Sozusagen kurz vor und nach der Wende traten zwei jüngere, bezüglich ihrer ästhetischen
Herkunft und Position sehr unterschiedliche Musiker auf den Plan. Ralf Hoyer (geb. 1950)
arbeitet vornehmlich auf den Gebieten der Schauspiel-, szenischer Kammer- und
elektronischen Musik. Jürgen Brauer verpflichtete ihn für seine Filme "Das Herz des Piraten"

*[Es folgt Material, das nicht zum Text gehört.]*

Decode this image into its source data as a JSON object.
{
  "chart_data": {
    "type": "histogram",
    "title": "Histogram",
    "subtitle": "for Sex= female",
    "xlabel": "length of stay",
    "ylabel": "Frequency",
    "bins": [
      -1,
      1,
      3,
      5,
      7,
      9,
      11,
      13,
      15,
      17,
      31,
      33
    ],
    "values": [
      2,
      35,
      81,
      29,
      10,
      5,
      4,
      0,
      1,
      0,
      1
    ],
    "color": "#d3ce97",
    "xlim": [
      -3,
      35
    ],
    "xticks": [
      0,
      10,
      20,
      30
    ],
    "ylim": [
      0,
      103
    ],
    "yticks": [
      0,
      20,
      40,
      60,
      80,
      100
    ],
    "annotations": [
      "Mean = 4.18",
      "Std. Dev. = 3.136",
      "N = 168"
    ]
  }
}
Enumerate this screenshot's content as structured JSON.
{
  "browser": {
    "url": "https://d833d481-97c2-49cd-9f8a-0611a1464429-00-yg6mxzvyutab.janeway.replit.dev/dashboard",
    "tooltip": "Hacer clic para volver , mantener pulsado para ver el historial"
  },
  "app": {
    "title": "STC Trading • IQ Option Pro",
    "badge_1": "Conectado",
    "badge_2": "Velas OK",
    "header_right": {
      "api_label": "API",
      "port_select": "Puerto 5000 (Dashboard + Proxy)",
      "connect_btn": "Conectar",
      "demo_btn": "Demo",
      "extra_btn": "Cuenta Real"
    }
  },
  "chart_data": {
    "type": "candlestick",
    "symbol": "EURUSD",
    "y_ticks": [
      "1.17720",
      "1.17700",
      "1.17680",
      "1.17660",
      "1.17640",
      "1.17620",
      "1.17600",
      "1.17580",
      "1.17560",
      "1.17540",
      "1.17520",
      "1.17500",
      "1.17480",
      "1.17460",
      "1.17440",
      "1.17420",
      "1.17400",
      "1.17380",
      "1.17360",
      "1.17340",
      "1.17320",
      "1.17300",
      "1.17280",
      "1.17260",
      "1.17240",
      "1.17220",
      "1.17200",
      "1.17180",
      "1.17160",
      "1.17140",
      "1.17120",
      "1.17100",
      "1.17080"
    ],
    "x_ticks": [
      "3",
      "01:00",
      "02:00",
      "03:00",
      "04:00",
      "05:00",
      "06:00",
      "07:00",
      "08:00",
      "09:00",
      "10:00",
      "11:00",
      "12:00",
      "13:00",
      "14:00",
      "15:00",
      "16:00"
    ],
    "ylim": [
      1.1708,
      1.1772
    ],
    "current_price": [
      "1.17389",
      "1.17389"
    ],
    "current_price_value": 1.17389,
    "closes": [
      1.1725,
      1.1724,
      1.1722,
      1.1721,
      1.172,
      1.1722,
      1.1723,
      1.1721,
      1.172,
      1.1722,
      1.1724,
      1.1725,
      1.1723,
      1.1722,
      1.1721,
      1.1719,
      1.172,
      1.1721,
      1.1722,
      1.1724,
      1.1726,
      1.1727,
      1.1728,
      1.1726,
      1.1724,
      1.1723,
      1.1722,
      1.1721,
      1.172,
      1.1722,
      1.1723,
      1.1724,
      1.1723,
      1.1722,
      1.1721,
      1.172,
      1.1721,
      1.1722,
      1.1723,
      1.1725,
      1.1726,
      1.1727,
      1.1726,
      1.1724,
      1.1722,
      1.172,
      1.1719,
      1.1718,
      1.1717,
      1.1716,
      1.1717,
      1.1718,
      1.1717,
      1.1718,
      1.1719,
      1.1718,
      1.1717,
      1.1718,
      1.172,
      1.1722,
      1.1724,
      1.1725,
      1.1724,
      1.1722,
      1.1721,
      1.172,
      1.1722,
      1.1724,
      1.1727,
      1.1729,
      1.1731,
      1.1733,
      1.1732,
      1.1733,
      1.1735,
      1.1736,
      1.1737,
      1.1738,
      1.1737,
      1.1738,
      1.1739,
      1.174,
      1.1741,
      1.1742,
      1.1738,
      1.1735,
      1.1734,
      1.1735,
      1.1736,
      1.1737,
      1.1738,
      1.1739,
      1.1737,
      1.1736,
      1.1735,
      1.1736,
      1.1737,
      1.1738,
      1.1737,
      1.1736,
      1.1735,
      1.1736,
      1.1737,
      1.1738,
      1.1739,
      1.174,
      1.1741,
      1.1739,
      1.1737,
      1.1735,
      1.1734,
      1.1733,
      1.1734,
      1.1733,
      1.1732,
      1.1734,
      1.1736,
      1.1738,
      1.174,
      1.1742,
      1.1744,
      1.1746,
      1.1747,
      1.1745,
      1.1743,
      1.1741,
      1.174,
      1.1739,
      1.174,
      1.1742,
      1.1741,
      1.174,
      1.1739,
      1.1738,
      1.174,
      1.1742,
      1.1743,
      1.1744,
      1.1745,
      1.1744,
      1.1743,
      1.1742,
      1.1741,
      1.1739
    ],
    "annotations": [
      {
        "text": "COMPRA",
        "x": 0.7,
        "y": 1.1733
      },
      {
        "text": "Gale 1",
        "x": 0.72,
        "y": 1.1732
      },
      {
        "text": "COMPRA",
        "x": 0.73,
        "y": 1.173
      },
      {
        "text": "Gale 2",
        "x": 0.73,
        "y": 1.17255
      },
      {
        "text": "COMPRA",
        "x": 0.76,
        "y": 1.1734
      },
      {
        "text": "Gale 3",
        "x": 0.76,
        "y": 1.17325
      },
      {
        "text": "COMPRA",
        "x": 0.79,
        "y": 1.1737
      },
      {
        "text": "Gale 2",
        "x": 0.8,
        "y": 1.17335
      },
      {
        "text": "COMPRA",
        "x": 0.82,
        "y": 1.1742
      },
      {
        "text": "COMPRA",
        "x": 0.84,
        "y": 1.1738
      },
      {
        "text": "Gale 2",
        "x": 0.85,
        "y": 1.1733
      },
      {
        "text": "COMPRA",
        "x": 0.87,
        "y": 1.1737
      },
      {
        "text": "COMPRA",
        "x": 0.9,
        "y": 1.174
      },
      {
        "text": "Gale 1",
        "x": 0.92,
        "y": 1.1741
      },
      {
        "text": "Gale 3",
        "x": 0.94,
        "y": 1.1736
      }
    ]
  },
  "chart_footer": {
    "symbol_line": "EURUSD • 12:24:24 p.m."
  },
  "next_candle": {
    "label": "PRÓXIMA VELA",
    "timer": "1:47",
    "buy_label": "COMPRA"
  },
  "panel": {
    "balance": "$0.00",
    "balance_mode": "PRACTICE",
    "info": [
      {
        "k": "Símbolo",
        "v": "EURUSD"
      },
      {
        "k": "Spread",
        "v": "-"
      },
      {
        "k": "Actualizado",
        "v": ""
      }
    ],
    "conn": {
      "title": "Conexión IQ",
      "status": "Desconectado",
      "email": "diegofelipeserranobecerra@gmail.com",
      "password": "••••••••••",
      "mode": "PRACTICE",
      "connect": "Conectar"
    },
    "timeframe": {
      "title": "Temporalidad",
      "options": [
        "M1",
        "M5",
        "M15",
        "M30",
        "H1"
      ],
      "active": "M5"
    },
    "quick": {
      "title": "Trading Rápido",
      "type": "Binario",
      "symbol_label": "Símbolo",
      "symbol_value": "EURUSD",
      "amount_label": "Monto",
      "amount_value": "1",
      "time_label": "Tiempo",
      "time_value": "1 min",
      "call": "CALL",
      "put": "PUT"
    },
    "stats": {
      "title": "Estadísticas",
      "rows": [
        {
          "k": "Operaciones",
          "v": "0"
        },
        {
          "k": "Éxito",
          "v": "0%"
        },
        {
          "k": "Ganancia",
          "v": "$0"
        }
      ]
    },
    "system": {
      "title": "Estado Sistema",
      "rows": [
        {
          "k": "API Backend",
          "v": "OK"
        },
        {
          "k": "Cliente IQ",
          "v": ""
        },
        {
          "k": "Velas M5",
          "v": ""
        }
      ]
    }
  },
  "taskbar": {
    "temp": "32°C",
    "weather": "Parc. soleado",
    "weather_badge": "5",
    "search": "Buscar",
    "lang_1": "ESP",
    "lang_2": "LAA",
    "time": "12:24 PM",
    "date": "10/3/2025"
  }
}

(1988), "Sehnsucht" (1989) und "Tanz auf der Müllkippe" (1991). Rainer Oleak (geb. 1953),
in früheren Jahren als Keyboarder Mitglied diverser Rockbands, schrieb zwar bereits seit
1980 einige Filmmusiken. Aufhorchen ließ sein atmosphärisch dichter, partiell minimalistisch
konzipierter Soundtrack für Bodo Fürneisens Fernsehfilm "Scheusal" (1990).
V. NACHKLANG
Von den etwa 40 Komponisten, die in den 80er Jahren für die DEFA-Studios in PotsdamBabelsberg und Dresden, für das Fernsehen und die in der Kooperationsgemeinschaft Film
der DDR zusammengeschlossenen Studios des Industrie-, Lehr- und Werbefilms jährlich viele
Notenblätter beschrieben haben, sind nur noch sehr wenige im Filmgeschäft. Dies befördert
zwangsläufig bei denen, die mit mehr oder weniger Glück nach neuen Arbeitsmöglichkeiten
Ausschau halten mußten, (n)ostalgische Gedanken über jene fernen Zeiten, da selbst für
kleine populärwissenschaftliche Filme ein sinfonisch besetztes Orchester zur Verfügung stand
und der gut honorierte Komponist lediglich "seine Arbeit in einer für den Film
verwendungsfähigen Partitur abzuliefern" hatte. Zwar wurde das Ideal einer von
ökonomischen Zwängen und sonstigen Fremdbestimmungen befreiten Filmmusik nicht
erreicht, aber als ein in Latenz befindliches Leitbild auch nicht in Frage gestellt. Da aber die
Filmemacher der DDR unter dem Damoklesschwert fachlich inkompetenter, jedoch
entscheidungsmächtiger Abnahmekommissionen arbeiten mußten, blieb auch die angewandte
Musik weit unterhalb denkbarer Entfaltungs- und Wirkungsmöglichkeiten.